Optical media is still often a primary choice for backing up important files and data archival. This is because discs offer offline cold storage not liable to internet-based hacks or corruption. Their decrease in common use in the past decade or so (learn who’s still using compact discs) also means that disc readers are not standard equipment, leaving access more difficult—the perfect scenario for someone looking to keep important or sensitive information safe and sound. DVD and Blu-ray discs are perfect as they are offer high capacity storage. However, which disc offers the greatest longevity: DVD or Blu-ray?
Scientific Testing Results
Major DVD-R manufacturers will claim that their discs last anywhere from 5-25 years from the time of recording/burning. When they began making this claim, DVDs hadn’t been around the required 25 years to test so instead they use a process known as Accelerated Life Testing (ALT). This process exposes discs to extreme levels of heat and humidity that simulate years of storage. They can mathematically calculate failure rate by testing discs for extended periods, 9 months or longer.
Of course, ALT results cannot guarantee lifespans of discs but are instead an indication of how well they will perform over time. A DVD that claims a 25-year lifespan did better (meaning it experienced fewer rates of failure) than a disc with a 5-year lifespan.
Blu-ray disc longevity is less set than DVD discs, likely because they’re newer and with the increase in digital media consumption beginning right after their popularity boom—are less studied. One study suggests at least 15 years with data retention up to 30 (if recorded). A separate study conducted by TUV Rheinland suggests that recordable BD-R can last up to 50 years if stored at 80C and at 80% relative humidity for 750 hours. Regardless, the suggested life span of a DVD and a Blu-ray disc is about the same.
Blank Blu-ray discs use a hard coating that offers superior protection against the elements compared with DVD-R discs. Based on this alone, scientific testing indicates that Blu-ray is the longer-lived media.
Scientific testing can only estimate lifespan under very specific conditions. The environment is also key.
There are several environmental factors that play into disc and data degradation. Namely, direct sunlight and high temperatures. Storage method may also play a role in causing scratches or other disc damage that affect its lifespan. Overuse might also be a factor (see our blog on Can Discs Wear Out?). For DVD discs, the type of dye used can be an indication of reactions to environmental factors, the length of longevity, or overall disc quality.

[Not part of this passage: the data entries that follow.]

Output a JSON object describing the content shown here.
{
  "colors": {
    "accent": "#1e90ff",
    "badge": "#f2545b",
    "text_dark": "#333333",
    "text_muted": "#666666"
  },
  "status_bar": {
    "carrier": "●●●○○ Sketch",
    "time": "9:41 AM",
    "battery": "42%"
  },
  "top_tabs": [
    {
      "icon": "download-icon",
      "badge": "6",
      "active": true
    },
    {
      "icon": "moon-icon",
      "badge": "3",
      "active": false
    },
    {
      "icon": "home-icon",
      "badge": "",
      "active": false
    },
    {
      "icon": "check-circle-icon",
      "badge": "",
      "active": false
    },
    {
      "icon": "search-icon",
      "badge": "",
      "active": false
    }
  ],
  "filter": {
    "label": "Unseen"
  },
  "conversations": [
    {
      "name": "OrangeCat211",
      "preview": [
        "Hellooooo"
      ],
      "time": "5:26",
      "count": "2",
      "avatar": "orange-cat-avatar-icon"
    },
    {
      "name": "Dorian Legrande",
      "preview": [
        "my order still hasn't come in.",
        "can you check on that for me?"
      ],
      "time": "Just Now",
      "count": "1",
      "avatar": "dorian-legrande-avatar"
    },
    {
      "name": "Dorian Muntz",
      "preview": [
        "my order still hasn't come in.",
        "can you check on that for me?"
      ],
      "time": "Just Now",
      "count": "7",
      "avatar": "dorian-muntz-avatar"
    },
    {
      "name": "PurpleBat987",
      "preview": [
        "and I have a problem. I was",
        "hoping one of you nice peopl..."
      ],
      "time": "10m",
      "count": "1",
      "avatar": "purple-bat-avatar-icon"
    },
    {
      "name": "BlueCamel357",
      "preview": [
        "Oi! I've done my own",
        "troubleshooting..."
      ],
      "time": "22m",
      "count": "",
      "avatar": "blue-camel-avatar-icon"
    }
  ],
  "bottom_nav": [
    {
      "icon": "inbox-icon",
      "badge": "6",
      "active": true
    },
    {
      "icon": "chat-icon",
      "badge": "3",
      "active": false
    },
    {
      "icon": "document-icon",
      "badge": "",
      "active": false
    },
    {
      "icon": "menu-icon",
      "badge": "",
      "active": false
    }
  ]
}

As mentioned above, blank Blu-ray discs have a hard coating that better protects them from environmental factors but are still susceptible to UV light, high temperatures, and other physical damage. They are also more susceptible to data loss due to their more refined method of data recording and playback from use over time. Due to this fact, they have a slightly smaller life expectancy compared to DVDs but not by a significant margin, perhaps 5% less than the 5-25 range typically given.
In terms of environment, neither disc format has a clear advantage.
In terms of usability, Blu-ray is a clear winner. It offers much higher storage capacity (making it a great archival option) and visual clarity (2160p screen resolution); it can reach up to 60 frames per second. It is the preferred medium for video games. The move to this format began to fire up the media market in 2006, a few years after its introduction. It engaged in a format war with the HD DVD from Toshiba which ended in 2008 after they announced they would cease production. DVD discs, having come first, were initially the cheaper of the two formats but the gap has closed significantly. With DVD becoming an old hat, it’s easy to find in $5 bins and better looking Blu-rays of the same movie for not much more.
Blu-ray is now the industry standard movie and video game format when media is not or cannot be consumed digitally or streamed. Blu-ray movies are popular because of their inclusion of special or bonus features. Blu-ray players were bought at a much faster rate in the same time frame compared to DVD players.
Due to these facts, it is more likely that Blu-ray will be the longer-lived media format. Although DVD longevity is slightly more understood than its newer counterpart, the Blu-ray is more likely to keep around for longer due to its protective hard coating and greater utility.
It is unlikely that we will completely erase optical media storage due to its excellent archival and security properties—not to mention the low, one-time cost to manufacture them. Likely we will always keep discs around for some purpose. In fact, a new Blu-ray upgrade, the Ultra HD Blu-ray which supports 4K resolution is on the horizon.